Reporters Committee for Freedom of the Press

Racial tensions and gang problems were plaguing a Northern California high school when three students arrived for classes in 2010 wearing American flag T-shirts on Cinco de Mayo. Unpleasant verbal exchanges and altercations marked the previous year's Cinco de Mayo celebrations at Live Oak High School in Morgan Hill, 20 miles south of San Jose. So when students told administrators that trouble was a possibility because of the American flag attire, the students were ordered to turn their shirts inside out or go home. They went home, and the incident sparked a national debate, prompting satellite news trucks to camp outside the school for several days afterward as well-known pundits across the political spectrum argued about the issue over the airwaves. Cinco de Mayo is observed by some as a celebration of Mexican heritage.
Fox News

After paying a record $14 million to an unidentified whistleblower, the Securities and Exchange Commission is keeping the identity of the wrongdoer, and the scheme, secret. And at least one critic says that’s bad policy. “In terms of overall publication of a scheme and a defendant, it’s unprecedented for an agency to announce a sanction without disclosing the scheme or defendant,” according to noted whistleblower attorney Reuben Guttman.
Corporate Counsel

A lobbying group for major U.S. food manufacturers has violated campaign finance laws in its attempt to block a measure that would require labeling of genetically modified foods in Washington state, according to a lawsuit filed Wednesday by the state's attorney general. State Attorney General Bob Ferguson alleges that the Grocery Manufacturers Association illegally collected and spent more than $7 million while shielding the identity of its contributors.

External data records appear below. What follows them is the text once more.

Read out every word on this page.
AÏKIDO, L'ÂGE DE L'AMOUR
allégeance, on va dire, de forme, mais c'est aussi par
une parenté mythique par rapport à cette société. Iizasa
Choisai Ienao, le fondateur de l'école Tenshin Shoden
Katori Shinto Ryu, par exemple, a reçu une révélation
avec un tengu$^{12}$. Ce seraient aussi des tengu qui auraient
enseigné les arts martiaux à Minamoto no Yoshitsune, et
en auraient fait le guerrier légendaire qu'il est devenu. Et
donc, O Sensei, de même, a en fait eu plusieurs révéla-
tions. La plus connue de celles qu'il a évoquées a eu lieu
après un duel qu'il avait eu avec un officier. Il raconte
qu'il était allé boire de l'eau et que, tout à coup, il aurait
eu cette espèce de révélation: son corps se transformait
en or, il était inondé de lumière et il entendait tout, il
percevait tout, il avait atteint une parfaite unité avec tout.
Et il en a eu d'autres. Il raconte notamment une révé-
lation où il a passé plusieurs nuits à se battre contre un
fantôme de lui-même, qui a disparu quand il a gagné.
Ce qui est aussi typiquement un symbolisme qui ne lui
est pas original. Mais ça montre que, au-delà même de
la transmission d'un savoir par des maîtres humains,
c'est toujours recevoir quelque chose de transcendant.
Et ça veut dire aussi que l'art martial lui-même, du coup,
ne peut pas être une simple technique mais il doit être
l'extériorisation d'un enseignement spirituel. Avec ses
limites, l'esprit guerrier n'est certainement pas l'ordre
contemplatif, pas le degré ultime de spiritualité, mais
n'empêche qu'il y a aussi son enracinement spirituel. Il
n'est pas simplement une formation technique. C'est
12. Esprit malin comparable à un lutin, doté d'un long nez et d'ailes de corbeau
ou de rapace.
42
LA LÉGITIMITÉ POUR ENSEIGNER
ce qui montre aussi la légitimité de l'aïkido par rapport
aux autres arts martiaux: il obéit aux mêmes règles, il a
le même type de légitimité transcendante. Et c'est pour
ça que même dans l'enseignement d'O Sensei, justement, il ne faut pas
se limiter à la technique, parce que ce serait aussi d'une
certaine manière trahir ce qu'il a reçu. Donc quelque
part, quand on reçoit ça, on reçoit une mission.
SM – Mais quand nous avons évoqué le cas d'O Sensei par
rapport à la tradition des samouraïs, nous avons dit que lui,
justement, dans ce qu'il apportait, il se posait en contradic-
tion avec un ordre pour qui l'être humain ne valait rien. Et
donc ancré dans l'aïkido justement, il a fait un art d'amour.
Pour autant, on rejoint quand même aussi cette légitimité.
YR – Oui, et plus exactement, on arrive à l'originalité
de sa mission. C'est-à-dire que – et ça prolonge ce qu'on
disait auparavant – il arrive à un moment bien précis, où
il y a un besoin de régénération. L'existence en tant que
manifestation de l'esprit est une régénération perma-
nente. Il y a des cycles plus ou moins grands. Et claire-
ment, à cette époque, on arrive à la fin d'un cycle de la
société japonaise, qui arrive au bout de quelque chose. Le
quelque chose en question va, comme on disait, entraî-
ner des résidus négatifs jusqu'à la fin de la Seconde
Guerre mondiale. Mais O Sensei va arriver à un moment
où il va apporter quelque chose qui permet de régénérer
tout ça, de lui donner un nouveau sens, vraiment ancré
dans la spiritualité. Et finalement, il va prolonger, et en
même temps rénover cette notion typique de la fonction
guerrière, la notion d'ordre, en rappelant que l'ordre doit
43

The city of Westland, Mich., "subverted" Michigan's Freedom of Information Act and must comply with the law, according to a recent judge's ruling. "They [Westland officials] were over charging," said William Maze, the Livonia attorney who sued the city. "Clearly they were doing it to make a profit." Maze said the case involved a request for information from the police department. He said he thought Westland might have set its rates high to discourage the public from filing FOIA requests. "They were charging $75 per video (and) $35 for audio," he said of Westland's FOIA charges. "[For documents]they were charging $5 for the first and second page and $1 per page thereafter. Or you could pay a flat $45.61 per hour rate. There was no basis for what they were charging."